But she seemed most excited to talk about the work of others.
"I'm taken aback by how amazing theirs are," said Temple, who said she will consider a minor in photography in college. "Seeing theirs makes me want to take classes to learn how to be like them."
Temple specifically liked the work of Sarah Schwartz, a Baltimore resident who would not describe herself as a professional artist but was more seasoned than her colleagues.
Twice Schwartz has been the featured artist on display at the Atwater's location in the north Baltimore neighborhood of Belvedere Square.
"It feels like home at this point," said Schwartz, a three-year veteran worker of Atwater's, which has two other locations in Towson.
Asked how she liked sharing the spotlight, Schwartz said, "I'm appreciating how everyone's artwork here compliments each person."
Having the art come from within the company's talent pool fits the bakery's theme because owner Ned Atwater likes to keep things local.
The Catonsville resident said he buys as many ingredients as possible from local farmers.

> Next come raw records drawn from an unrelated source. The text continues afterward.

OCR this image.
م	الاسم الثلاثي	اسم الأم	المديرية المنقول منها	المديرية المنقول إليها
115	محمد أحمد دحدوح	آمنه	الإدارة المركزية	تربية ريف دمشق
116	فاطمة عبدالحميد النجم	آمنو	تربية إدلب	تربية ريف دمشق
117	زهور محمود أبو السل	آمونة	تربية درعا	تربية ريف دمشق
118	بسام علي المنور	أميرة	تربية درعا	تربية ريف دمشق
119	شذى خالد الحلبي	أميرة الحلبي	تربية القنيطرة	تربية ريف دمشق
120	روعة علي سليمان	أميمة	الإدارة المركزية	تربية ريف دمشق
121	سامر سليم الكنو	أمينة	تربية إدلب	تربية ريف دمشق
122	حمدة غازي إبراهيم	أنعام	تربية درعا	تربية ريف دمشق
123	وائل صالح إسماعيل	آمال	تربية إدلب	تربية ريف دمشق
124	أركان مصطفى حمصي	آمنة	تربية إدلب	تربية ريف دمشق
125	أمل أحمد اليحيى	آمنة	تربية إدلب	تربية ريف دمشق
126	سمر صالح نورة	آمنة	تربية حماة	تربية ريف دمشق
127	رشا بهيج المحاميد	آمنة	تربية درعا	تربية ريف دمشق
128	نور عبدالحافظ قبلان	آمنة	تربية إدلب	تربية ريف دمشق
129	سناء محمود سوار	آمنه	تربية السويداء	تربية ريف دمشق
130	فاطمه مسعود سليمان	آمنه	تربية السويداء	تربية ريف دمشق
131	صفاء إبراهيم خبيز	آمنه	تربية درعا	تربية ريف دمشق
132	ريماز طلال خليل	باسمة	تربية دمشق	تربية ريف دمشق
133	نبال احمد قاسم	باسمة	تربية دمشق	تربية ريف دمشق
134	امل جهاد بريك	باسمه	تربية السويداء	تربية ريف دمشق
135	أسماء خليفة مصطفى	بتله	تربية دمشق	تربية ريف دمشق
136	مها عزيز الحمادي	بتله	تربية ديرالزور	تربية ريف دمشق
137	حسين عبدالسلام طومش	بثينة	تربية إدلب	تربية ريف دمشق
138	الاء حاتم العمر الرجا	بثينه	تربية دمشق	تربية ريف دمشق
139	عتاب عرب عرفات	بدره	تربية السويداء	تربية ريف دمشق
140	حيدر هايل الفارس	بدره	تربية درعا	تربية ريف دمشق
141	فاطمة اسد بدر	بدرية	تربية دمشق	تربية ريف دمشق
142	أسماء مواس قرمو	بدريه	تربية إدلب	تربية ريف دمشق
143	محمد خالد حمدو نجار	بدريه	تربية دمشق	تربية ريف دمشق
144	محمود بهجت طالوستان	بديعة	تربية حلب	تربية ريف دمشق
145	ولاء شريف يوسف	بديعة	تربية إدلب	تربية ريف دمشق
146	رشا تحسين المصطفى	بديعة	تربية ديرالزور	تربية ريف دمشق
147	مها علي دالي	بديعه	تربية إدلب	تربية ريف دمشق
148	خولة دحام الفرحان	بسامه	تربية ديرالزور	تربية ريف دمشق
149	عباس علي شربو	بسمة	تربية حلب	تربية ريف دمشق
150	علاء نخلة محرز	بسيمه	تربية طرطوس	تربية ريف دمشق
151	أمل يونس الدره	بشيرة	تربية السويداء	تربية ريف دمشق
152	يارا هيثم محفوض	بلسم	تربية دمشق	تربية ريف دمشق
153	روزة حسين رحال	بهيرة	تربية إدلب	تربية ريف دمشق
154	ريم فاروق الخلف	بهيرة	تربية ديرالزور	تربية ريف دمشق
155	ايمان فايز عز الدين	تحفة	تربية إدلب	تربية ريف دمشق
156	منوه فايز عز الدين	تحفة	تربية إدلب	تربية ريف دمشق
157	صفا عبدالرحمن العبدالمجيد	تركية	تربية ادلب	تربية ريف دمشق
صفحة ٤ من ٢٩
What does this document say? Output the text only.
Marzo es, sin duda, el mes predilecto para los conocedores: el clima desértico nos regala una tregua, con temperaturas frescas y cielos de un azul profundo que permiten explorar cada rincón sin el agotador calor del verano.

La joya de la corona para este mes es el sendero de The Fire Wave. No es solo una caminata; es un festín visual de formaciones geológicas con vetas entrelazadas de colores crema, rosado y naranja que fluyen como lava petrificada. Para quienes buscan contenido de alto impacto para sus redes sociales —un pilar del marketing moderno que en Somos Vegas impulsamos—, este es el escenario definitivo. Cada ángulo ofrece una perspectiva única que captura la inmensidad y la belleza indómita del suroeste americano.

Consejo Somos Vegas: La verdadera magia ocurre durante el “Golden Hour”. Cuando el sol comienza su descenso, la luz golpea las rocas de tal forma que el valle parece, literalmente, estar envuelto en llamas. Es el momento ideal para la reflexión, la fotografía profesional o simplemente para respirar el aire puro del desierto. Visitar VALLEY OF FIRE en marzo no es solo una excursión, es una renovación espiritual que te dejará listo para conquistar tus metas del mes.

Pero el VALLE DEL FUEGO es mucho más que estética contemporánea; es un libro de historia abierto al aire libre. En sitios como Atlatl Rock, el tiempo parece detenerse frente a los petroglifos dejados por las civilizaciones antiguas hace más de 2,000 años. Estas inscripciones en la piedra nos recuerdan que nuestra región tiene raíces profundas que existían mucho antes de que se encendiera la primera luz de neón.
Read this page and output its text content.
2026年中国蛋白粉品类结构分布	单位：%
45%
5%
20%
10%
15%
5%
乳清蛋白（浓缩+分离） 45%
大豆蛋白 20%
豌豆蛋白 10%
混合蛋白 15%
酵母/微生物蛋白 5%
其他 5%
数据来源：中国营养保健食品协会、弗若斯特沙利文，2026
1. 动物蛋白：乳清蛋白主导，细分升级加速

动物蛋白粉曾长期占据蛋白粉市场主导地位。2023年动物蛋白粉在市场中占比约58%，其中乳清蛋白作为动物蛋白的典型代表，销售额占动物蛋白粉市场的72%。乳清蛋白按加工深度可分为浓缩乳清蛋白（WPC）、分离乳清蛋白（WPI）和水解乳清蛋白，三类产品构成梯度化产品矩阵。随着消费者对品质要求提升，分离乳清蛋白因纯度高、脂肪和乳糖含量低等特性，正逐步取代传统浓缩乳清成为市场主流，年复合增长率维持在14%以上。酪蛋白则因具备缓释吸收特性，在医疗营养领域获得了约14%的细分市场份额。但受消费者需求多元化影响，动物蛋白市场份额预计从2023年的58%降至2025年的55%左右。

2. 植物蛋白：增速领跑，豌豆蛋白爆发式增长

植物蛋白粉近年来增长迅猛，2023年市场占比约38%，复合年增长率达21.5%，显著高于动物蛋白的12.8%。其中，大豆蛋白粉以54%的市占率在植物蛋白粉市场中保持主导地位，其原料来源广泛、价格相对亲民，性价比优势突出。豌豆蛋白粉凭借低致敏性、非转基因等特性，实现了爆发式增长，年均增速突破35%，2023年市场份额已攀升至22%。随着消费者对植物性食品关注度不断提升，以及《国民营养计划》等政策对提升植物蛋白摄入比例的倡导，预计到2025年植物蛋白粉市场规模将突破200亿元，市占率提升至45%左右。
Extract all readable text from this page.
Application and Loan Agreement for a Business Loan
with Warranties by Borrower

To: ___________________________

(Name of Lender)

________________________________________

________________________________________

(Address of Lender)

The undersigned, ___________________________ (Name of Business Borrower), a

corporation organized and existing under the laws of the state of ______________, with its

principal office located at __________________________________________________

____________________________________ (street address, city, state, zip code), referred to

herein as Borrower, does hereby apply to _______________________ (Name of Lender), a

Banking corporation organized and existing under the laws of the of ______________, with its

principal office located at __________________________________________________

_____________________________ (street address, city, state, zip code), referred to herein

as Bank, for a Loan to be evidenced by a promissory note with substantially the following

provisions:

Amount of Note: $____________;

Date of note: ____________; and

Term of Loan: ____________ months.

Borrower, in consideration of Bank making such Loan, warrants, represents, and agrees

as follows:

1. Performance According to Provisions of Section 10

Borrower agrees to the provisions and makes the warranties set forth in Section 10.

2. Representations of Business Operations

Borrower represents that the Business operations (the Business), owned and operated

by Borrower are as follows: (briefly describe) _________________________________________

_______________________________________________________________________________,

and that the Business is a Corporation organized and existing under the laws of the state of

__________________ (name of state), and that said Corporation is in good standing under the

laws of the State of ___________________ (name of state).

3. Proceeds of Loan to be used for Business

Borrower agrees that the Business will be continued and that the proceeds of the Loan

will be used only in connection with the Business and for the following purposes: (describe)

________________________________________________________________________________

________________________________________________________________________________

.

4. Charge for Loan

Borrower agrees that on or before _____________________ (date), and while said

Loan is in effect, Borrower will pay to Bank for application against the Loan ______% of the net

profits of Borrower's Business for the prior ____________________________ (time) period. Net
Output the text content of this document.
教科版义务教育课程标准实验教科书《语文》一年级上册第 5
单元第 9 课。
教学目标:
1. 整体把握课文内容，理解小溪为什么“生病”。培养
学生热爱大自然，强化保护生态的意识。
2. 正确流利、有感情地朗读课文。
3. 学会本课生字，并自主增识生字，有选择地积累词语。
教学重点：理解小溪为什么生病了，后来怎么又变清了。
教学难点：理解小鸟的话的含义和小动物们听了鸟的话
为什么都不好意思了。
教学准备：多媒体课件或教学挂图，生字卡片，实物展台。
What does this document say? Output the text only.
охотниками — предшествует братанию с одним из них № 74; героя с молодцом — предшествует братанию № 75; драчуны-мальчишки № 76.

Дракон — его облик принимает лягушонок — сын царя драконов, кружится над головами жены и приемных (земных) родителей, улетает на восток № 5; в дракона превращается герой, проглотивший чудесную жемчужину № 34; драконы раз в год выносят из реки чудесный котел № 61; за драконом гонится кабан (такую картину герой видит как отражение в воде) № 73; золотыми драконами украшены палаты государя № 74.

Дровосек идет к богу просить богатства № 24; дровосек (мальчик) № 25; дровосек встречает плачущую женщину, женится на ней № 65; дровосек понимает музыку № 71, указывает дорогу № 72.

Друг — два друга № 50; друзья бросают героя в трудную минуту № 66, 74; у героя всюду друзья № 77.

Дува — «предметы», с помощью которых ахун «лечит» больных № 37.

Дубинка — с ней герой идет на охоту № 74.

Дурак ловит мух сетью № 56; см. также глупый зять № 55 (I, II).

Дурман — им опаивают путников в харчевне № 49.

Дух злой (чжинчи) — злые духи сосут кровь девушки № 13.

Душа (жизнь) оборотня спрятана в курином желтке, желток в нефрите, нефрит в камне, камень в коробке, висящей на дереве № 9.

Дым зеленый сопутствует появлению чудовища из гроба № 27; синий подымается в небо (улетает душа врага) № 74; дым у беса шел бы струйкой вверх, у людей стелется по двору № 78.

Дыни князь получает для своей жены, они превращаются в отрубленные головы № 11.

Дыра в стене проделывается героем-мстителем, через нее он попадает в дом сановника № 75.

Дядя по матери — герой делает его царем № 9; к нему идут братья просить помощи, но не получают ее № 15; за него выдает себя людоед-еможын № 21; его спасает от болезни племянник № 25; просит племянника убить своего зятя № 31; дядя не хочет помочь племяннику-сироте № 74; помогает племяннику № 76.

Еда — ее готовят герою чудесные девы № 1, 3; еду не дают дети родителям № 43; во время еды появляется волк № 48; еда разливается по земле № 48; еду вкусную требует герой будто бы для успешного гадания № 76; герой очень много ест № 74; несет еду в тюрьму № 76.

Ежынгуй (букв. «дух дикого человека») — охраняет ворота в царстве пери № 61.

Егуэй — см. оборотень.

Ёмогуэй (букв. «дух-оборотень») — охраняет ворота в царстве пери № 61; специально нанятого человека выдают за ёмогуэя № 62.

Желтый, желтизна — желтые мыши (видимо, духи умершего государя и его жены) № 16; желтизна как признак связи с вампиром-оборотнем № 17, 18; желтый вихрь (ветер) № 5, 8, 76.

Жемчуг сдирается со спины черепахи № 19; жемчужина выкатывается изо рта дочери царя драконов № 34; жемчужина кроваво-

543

He said even the pottery used at the store comes from craftsmen in the area.
"It's just a much better feeling, even if it doesn't save us money," said Atwater, who admitted that buying locally often is more expensive.
In the Catonsville bakery's 18-month history, Atwater said it has displayed the works of several local professional artists who hoped to make a sale.
As he got to know his staff, he found that he had a wealth of artistic talent pouring coffee, and serving cookies and other treats.
"This is for fun," said Atwater, who noted the work of his staff impressed him. "They could sell them. Most of them are choosing not to."
Asked if any of her paintings of the underwater figures were for sale, Jackson hesitated.
"If the price is right," she eventually said with a laugh. "One or two of them are priceless."